Informatique et aide au diagnostic médical. Evolution des idées ?

 

Juin 1971
Dans la revue "Informatique Automatique" n=19-20, le Professeur O. Troisier écrit un article très intéressant concernant le "Diagnostic Médical Informatique" et ce il y a plus de 25 ans... En voici sa conclusion : "il nous semble que l'informatique doit permettre au médecin de garder son rôle, mais aussi d'améliorer la qualité clinique du praticien.

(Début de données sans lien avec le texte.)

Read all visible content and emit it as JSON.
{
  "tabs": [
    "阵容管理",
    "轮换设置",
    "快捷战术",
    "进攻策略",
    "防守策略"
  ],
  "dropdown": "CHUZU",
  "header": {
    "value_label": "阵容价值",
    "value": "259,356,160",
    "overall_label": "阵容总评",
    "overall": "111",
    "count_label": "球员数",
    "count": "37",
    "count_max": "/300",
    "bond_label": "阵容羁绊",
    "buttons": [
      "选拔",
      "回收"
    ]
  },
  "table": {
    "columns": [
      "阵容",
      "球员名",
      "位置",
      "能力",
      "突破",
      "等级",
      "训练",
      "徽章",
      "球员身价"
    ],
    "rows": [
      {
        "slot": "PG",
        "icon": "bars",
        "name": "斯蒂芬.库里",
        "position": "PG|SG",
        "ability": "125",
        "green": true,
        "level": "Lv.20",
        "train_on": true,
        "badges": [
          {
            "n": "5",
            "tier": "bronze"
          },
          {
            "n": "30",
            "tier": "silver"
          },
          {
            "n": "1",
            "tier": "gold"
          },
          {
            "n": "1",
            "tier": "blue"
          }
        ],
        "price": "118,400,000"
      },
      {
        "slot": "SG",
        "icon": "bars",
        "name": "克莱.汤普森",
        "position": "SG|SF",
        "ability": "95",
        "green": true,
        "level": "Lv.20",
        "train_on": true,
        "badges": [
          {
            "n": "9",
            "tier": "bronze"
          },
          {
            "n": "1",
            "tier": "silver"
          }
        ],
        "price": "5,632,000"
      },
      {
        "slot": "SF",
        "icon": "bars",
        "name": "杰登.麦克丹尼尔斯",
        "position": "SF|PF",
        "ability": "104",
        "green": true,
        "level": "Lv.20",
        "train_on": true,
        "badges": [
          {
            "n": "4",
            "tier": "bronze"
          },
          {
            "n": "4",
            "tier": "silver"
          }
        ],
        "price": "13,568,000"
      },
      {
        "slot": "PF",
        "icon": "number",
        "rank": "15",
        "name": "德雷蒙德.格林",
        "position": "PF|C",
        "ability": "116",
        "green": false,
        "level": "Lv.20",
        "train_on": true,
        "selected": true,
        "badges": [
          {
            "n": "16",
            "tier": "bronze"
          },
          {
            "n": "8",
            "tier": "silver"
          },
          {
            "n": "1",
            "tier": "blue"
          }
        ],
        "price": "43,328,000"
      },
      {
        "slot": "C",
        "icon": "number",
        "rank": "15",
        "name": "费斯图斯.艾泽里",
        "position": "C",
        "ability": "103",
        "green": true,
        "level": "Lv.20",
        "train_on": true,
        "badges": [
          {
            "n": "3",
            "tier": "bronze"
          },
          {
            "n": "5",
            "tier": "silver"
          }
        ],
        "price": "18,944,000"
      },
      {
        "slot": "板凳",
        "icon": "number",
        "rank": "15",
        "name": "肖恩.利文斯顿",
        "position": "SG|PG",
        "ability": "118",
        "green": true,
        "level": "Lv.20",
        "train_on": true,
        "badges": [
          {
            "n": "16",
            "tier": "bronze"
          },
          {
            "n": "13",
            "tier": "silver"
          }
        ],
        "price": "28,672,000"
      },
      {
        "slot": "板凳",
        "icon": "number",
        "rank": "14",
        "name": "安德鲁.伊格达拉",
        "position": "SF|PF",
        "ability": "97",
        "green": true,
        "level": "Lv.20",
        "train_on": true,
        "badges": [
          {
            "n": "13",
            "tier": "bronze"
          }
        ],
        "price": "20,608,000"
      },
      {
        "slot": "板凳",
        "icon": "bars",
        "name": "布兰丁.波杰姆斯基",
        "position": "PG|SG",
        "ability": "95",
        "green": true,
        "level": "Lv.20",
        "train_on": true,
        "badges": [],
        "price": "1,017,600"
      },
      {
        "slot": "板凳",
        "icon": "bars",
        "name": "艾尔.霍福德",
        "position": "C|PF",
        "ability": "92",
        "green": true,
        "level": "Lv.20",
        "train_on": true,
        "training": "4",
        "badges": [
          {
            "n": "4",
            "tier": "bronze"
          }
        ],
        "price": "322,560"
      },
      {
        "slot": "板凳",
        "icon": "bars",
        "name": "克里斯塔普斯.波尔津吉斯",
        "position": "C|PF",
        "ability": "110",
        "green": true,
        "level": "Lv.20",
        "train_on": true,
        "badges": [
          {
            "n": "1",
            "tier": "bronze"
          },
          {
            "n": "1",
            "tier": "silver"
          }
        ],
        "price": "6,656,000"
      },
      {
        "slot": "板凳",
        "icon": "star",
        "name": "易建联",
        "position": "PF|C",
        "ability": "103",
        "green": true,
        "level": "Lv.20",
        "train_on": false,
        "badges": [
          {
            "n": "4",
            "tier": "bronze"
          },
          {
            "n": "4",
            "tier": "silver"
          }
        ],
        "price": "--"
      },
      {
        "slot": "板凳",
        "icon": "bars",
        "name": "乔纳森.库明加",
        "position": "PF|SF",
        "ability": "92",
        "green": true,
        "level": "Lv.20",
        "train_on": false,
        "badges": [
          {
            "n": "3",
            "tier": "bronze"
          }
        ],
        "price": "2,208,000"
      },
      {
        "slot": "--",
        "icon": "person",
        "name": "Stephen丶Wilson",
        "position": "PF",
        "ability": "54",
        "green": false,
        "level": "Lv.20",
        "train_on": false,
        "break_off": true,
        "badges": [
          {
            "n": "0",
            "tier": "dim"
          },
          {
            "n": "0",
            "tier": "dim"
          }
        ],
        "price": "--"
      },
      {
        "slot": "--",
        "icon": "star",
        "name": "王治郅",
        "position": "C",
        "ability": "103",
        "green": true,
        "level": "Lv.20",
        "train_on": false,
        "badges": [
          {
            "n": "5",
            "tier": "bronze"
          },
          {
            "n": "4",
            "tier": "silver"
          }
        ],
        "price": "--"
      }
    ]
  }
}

En effet, l'ordinateur doit lui permettre de gagner un temps précieux, et aussi lui permettre d'une part d'arriver plus souvent au diagnostic et, d'autre part d'augmenter rapidement dans le temps son potentiel d'expériences vécues positives, directement utilisables à la première phase du contact avec le malade c'est-à-dire l'interrogatoire, l'examen, et la recherche d'emblée de la bonne hypothèse, rapidement confirmée. On doit ainsi pouvoir former de meilleurs médecins, dans des temps plus courts, et surtout leur permettre un recyclage permanent, effectué dans l'heureuse athmosphère d'une meilleure compréhension des faits".

Le 20 Janvier 1987 :
Lors d'une communication à l'Académie nationale de Médecine, Monsieur Bertrand KEMPFT (Auteur de "Médecine et ordinateurs : le bel avenir", conseiller à la compagnie IBM France, ancien directeur de l'informatique à l'Assistance Publique de Paris ) disait : " demain tous les Médecins auront à leur disposition des batteries de logiciels d'aide au raisonnement diagnostique et thérapeutique qu'ils utiliseront devant toute situation complexe ou nouvelle. Les conséquences en seront importantes. D'abord passés les inévitables faux pas au démarrage et en dépit de quelques effets pervers que vous imaginez facilement, un accroissement global du niveau de qualité de l'acte. Ce n'est pas parce que la machine est supérieure à l'Homme pensant, mais parce que la connaissance des meilleurs experts sera ainsi distribuée à tout le corps médical. Cette métacompétence ne pourra être valablement exercée qu'à une condition fondamentale sur laquelle je suis certain que vous me donnerez raison, il faudra que le Médecin soit capable de dominer parfaitement la sémiologie de ces nouveaux domaines de pratique. Ce n'est pas l'ordinateur qui examinera le malade...
En tant que mémoire il est un puissant moyen de mise à jour des connaissances ; comme le disait Bertrand KEMPFT sur l'évolution des systèmes experts médicaux : "ce n'est pas parce que la machine est supérieure à l'Homme pensant, mais parce-que la connaissance des meilleurs experts  sera ainsi distribuée à tout le corps médical. Quoi de plus commode en effet pour le Médecin que de réviser, contrôler, accroître ses connaissances par un auto-enseignement auquel il peut accéder à tous moments."


Le 1er Février 1996 :
donc près de 10 ans plus tard, on relève dans le Revue du Praticien , dans l'avant-propos sur l'avenir des systèmes d'Aide à la décision une affirmation pas très optimiste : "les médecins les plus conservateurs se sont vite rassurés en constatant que le dossier médical résistait tout particulièrement à l'informatisation et que le système expert, non seulement ne se substituait pas au Médecin, mais au mieux restait cantonné dans le laboratoire de recherche qui les avait conçus "
Heureusement cette affirmation est tempérée plus loin par le même auteur qui dit :
"la place des systèmes d'aide à la décision sera sans nul doute croissante dans l'activité médicale, fournissant au Médecin une source d'expertise supplémentaire pour affirmer et justifier la décision."
Les prédictions de Bertrand KEMPFT sont donc reprises.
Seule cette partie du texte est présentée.